De si petits objets et d’un tel prix offrent évidemment prise à la contrebande et au vol de toute sorte. Il était donc indispensable d’investir aussi dans la sécurité, et c’est chose faite lorsque De Beers crée sa propre société de sécurité, l’IDSO et la confie au patron du renseignement britannique, Percy Sillitoe. Enquêtant sur le sujet pour le Sunday Times, Ian Fleming en tirera un roman qui, adapté au cinéma, donnera l’un des meilleurs épisodes de James Bond : The Diamond Smugglers. Le titre en français, Les diamants sont éternels, était une reprise du slogan publicitaire lancé par le fils d’Ernest Oppenheimer, Harry, et l’agence américaine Ayer : « A diamond is for ever ». En s’adressant ainsi aux acheteurs potentiels, la firme De Beers démontrait qu’elle tirait le meilleur parti de concepts comme celui de « consommation ostentatoire » élaboré par l’économiste et sociologue Thorstein Veblen dont le livre fondateur, La théorie de la classe de loisir (1899), inspirait les courants intellectuels américains et européens.
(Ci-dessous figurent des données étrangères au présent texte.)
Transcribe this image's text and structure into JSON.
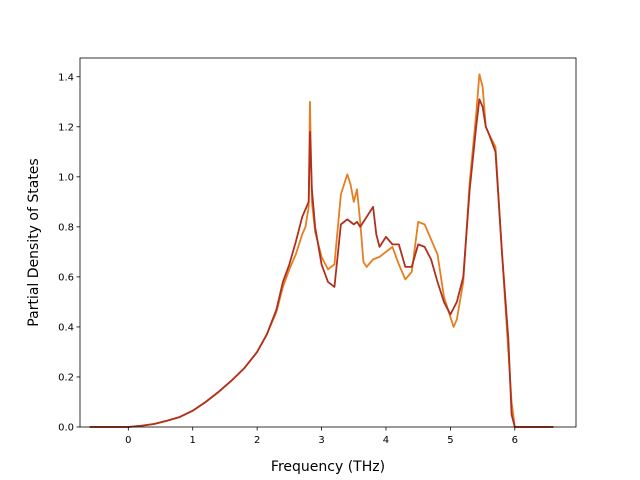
{
  "chart_data": {
    "type": "line",
    "xlabel": "Frequency (THz)",
    "ylabel": "Partial Density of States",
    "xlim": [
      -0.75,
      6.95
    ],
    "ylim": [
      0.0,
      1.475
    ],
    "xticks": [
      0,
      1,
      2,
      3,
      4,
      5,
      6
    ],
    "yticks": [
      0.0,
      0.2,
      0.4,
      0.6,
      0.8,
      1.0,
      1.2,
      1.4
    ],
    "grid": false,
    "legend": "none",
    "series": [
      {
        "color": "#e67e22",
        "points": [
          [
            -0.6,
            0
          ],
          [
            0,
            0
          ],
          [
            0.2,
            0.005
          ],
          [
            0.4,
            0.012
          ],
          [
            0.6,
            0.025
          ],
          [
            0.8,
            0.04
          ],
          [
            1.0,
            0.065
          ],
          [
            1.2,
            0.1
          ],
          [
            1.4,
            0.14
          ],
          [
            1.6,
            0.185
          ],
          [
            1.8,
            0.235
          ],
          [
            2.0,
            0.3
          ],
          [
            2.15,
            0.37
          ],
          [
            2.3,
            0.46
          ],
          [
            2.4,
            0.56
          ],
          [
            2.5,
            0.63
          ],
          [
            2.6,
            0.69
          ],
          [
            2.7,
            0.77
          ],
          [
            2.75,
            0.8
          ],
          [
            2.8,
            0.88
          ],
          [
            2.82,
            1.3
          ],
          [
            2.85,
            0.9
          ],
          [
            2.9,
            0.78
          ],
          [
            3.0,
            0.68
          ],
          [
            3.1,
            0.63
          ],
          [
            3.2,
            0.65
          ],
          [
            3.3,
            0.93
          ],
          [
            3.4,
            1.01
          ],
          [
            3.45,
            0.97
          ],
          [
            3.5,
            0.9
          ],
          [
            3.55,
            0.95
          ],
          [
            3.6,
            0.82
          ],
          [
            3.65,
            0.66
          ],
          [
            3.7,
            0.64
          ],
          [
            3.8,
            0.67
          ],
          [
            3.9,
            0.68
          ],
          [
            4.0,
            0.7
          ],
          [
            4.1,
            0.72
          ],
          [
            4.2,
            0.65
          ],
          [
            4.3,
            0.59
          ],
          [
            4.4,
            0.62
          ],
          [
            4.5,
            0.82
          ],
          [
            4.6,
            0.81
          ],
          [
            4.7,
            0.75
          ],
          [
            4.8,
            0.69
          ],
          [
            4.9,
            0.52
          ],
          [
            5.0,
            0.44
          ],
          [
            5.05,
            0.4
          ],
          [
            5.1,
            0.43
          ],
          [
            5.2,
            0.58
          ],
          [
            5.3,
            0.98
          ],
          [
            5.4,
            1.25
          ],
          [
            5.45,
            1.41
          ],
          [
            5.5,
            1.36
          ],
          [
            5.55,
            1.2
          ],
          [
            5.6,
            1.17
          ],
          [
            5.7,
            1.12
          ],
          [
            5.8,
            0.7
          ],
          [
            5.9,
            0.3
          ],
          [
            5.95,
            0.1
          ],
          [
            6.0,
            0
          ],
          [
            6.6,
            0
          ]
        ]
      },
      {
        "color": "#b03020",
        "points": [
          [
            -0.6,
            0
          ],
          [
            0,
            0
          ],
          [
            0.2,
            0.005
          ],
          [
            0.4,
            0.012
          ],
          [
            0.6,
            0.025
          ],
          [
            0.8,
            0.04
          ],
          [
            1.0,
            0.065
          ],
          [
            1.2,
            0.1
          ],
          [
            1.4,
            0.14
          ],
          [
            1.6,
            0.185
          ],
          [
            1.8,
            0.235
          ],
          [
            2.0,
            0.3
          ],
          [
            2.15,
            0.37
          ],
          [
            2.3,
            0.47
          ],
          [
            2.4,
            0.58
          ],
          [
            2.5,
            0.65
          ],
          [
            2.6,
            0.74
          ],
          [
            2.7,
            0.84
          ],
          [
            2.75,
            0.87
          ],
          [
            2.8,
            0.9
          ],
          [
            2.82,
            1.18
          ],
          [
            2.85,
            0.95
          ],
          [
            2.9,
            0.8
          ],
          [
            3.0,
            0.65
          ],
          [
            3.1,
            0.58
          ],
          [
            3.2,
            0.56
          ],
          [
            3.3,
            0.81
          ],
          [
            3.4,
            0.83
          ],
          [
            3.5,
            0.81
          ],
          [
            3.55,
            0.82
          ],
          [
            3.6,
            0.8
          ],
          [
            3.7,
            0.84
          ],
          [
            3.8,
            0.88
          ],
          [
            3.85,
            0.77
          ],
          [
            3.9,
            0.72
          ],
          [
            4.0,
            0.76
          ],
          [
            4.1,
            0.73
          ],
          [
            4.2,
            0.73
          ],
          [
            4.3,
            0.64
          ],
          [
            4.4,
            0.64
          ],
          [
            4.5,
            0.73
          ],
          [
            4.6,
            0.72
          ],
          [
            4.7,
            0.67
          ],
          [
            4.8,
            0.58
          ],
          [
            4.9,
            0.5
          ],
          [
            5.0,
            0.45
          ],
          [
            5.1,
            0.5
          ],
          [
            5.2,
            0.6
          ],
          [
            5.3,
            0.95
          ],
          [
            5.4,
            1.2
          ],
          [
            5.45,
            1.31
          ],
          [
            5.5,
            1.28
          ],
          [
            5.55,
            1.2
          ],
          [
            5.6,
            1.17
          ],
          [
            5.7,
            1.1
          ],
          [
            5.8,
            0.7
          ],
          [
            5.9,
            0.35
          ],
          [
            5.95,
            0.05
          ],
          [
            6.0,
            0
          ],
          [
            6.6,
            0
          ]
        ]
      }
    ]
  }
}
En 1930 la production mondiale de diamants atteint 2,3 millions de carats et en 1933 elle est tombée à 14 000… Cependant les stocks s’accroissent et en 1937 remontent à 40 millions de carats. Sous l’impulsion d’Harry Oppenheimer, qui dirige la firme jusqu’en 1984, la De Beers s’adaptera à la nouvelle demande de l’industrie.